In 2010, 25 unlisted infrastructure funds closed raising an aggregate $27.3bn. This represents a dramatic 354% increase from the $7.7bn raised in 2009 and is not far short of the $34.9bn raised in 2008. The average fund size in 2010 was $1.1bn, higher than in both 2009 and 2008. Despite a slow Q4, during which just four infrastructure funds closed raising a collective $1.4bn, the positive fundraising figures suggest recovery is well under way. This looks set to continue with a record number of funds on the road and a return of investor confidence.
The largest fund to close in 2010 was Energy Capital Partners II, managed by US-based Energy Capital Partners, which closed on $4.3bn. Other notable closes included Alinda Infrastructure Fund II, which raised $4.1bn, and GS Infrastructure Partners II, which raised $3.1bn.
Although fundraising levels improved, infrastructure deal flow remained restricted by the ongoing effects of the global financial crisis. The lack of available and affordable long-term debt financing and high asset valuations meant the number of deals completed by unlisted infrastructure fund managers in 2010 was 14% lower than in 2009. Future deal volume will depend on an increased availability of long-term debt, increased equity-to-debt ratios and more realistic asset valuations. Fund managers will therefore need to be creative in order to identify and execute profitable transactions.
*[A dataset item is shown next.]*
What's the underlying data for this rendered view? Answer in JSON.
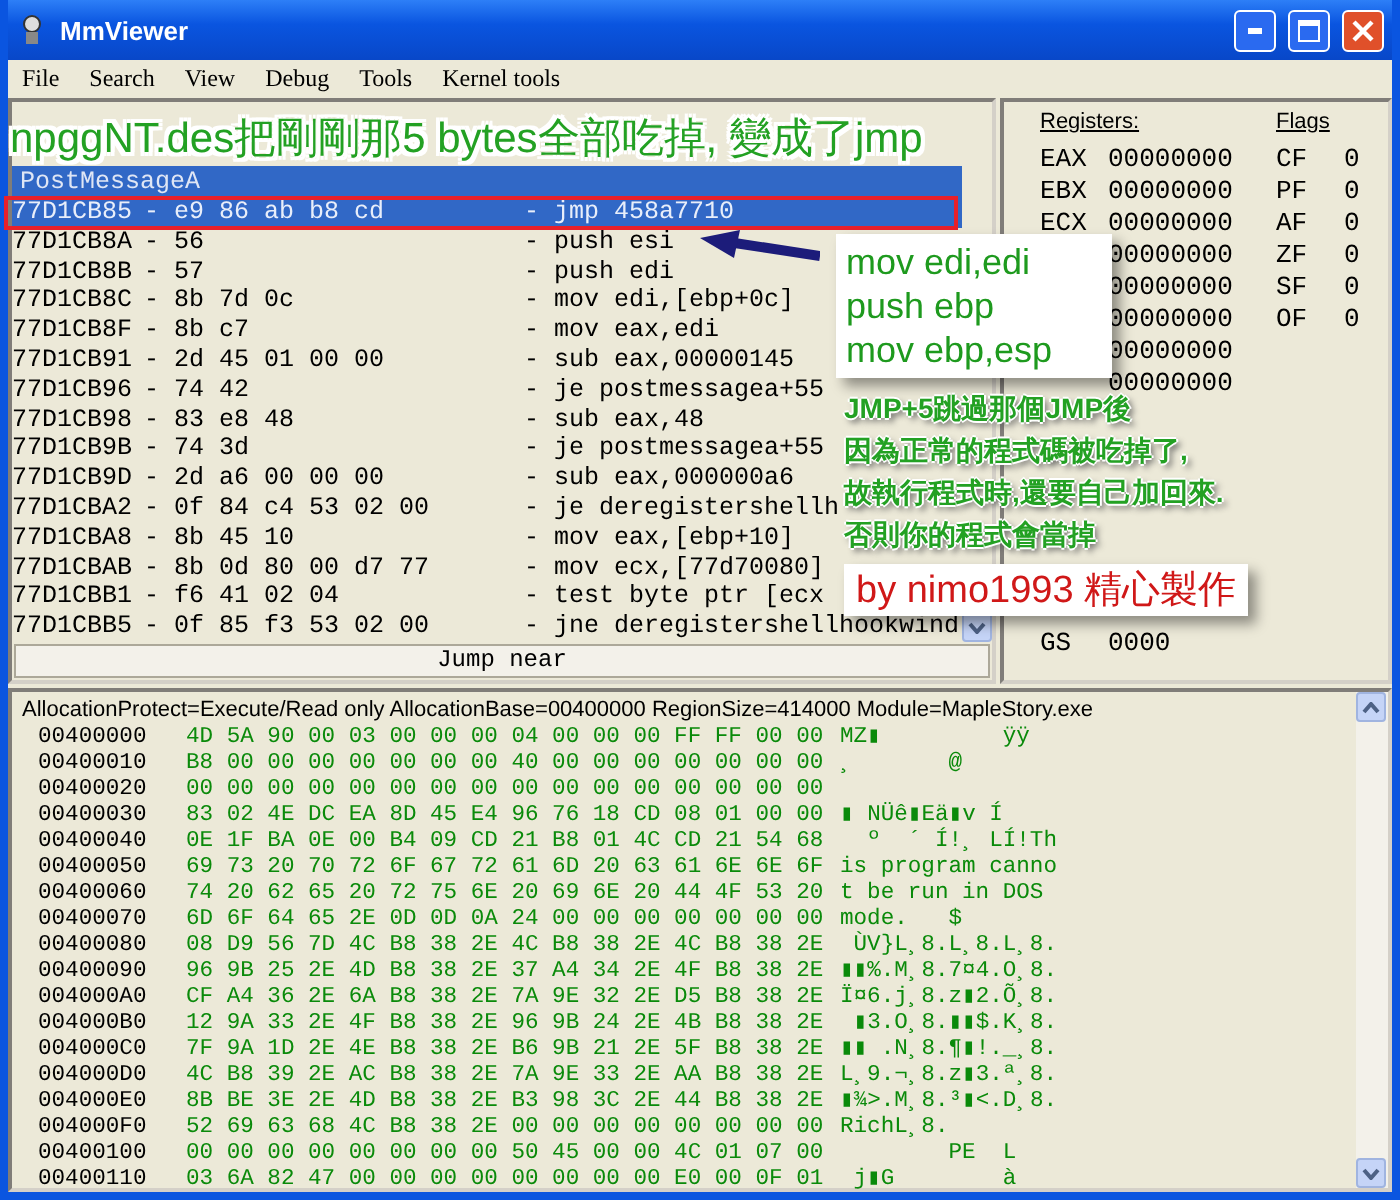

There are currently a record 122 unlisted infrastructure funds actively raising capital, targeting $85.8bn in investor commitments. This represents an increase from the number of funds that were in market in January 2010 but a drop in the aggregate target capital sought. This can be attributed to the market saturation caused by the global financial crisis forcing fund managers to set more realistic fundraising targets.